Donna Caraballo's Heart Print Story: 

One day while browsing FB, I came across a post for transport for a neglected pit bull who had spent his life in a wire cage and was going to be euthanized by his owners because of a growth on his back. A very special sanctuary stepped up to take him, but he needed transport. I thought to myself, Why not? Let's get this boy safe. While making arrangements I saw another post for two litters of puppies and their moms in a very rural, high kill shelter in Kentucky which was in the same town the transport exchange was taking place. After hours of cross posting and seeing requests I was able to contact a shelter volunteer, who by the way was on vacation, and managed to get the families out. Eight lives were saved that day. Deet (the little pit bull) did have inoperable cancer but spent his remaining days laying in the sun and being loved by everyone around him. That was the beginning of a long standing relationship with Tammie Crawford, the executive director of Carroll County Animal Support and the small group of volunteers of this fantastic group.
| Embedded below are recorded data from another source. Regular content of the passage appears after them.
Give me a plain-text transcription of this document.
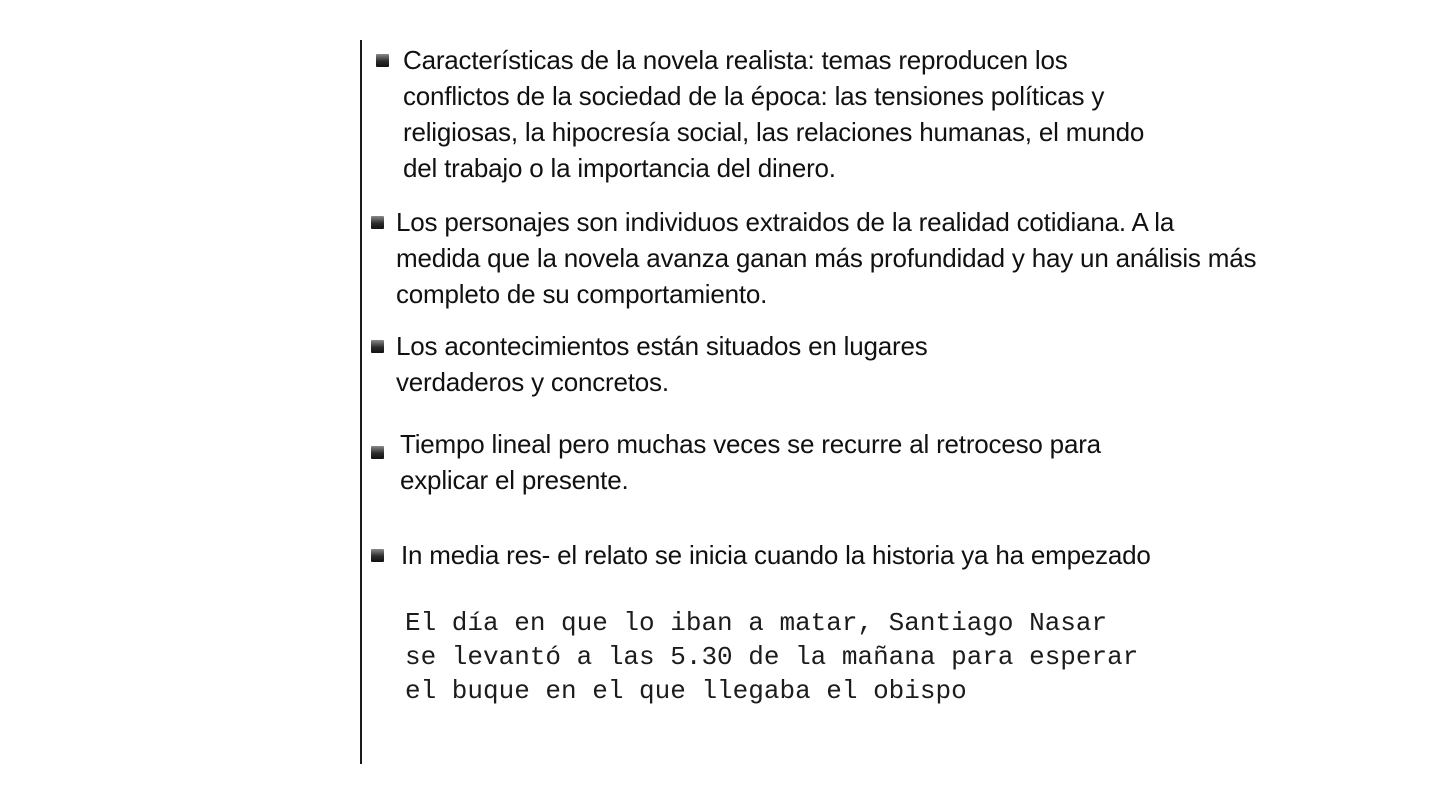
Características de la novela realista: temas reproducen los
conflictos de la sociedad de la época: las tensiones políticas y
religiosas, la hipocresía social, las relaciones humanas, el mundo
del trabajo o la importancia del dinero.
Los personajes son individuos extraidos de la realidad cotidiana. A la
medida que la novela avanza ganan más profundidad y hay un análisis más
completo de su comportamiento.
Los acontecimientos están situados en lugares
verdaderos y concretos.
Tiempo lineal pero muchas veces se recurre al retroceso para
explicar el presente.
In media res- el relato se inicia cuando la historia ya ha empezado
El día en que lo iban a matar, Santiago Nasar
se levantó a las 5.30 de la mañana para esperar
el buque en el que llegaba el obispo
Without a doubt, fostering Laynie, who is a black lab found wandering in rural Kentucky with 3 puppies and had been picked up and taken to LMAS in Louisville, KY. Everyone was stepping up for the puppies, but no one wanted mom. A rescue stepped up but needed the whole family pulled. I had just lost my black lab who was 19 years old and I could hear her tell me... Go get her Mom. It's okay. Laynie was a scared, skinny, dirty little girl when I brought her home. I think she knew she was safe though because day by day, her personality came through and she would look at me and sigh with her big brown eyes and go to sleep at my feet. When she went to her forever home, I cried again for the loss of such a beautiful girl, but happy tears also knowing she was safe and would never be abandoned again.

Each and every animal I've helped transport or have just hugged and given a soft word at the shelter have all returned that gesture with paws wrapped around my neck and a soft lick on the face. Their little eyes light up and you can see the joy in their eyes at being held, touched and loved if only for a minute, or an hour or forever. There is no greater joy than helping these babies in need.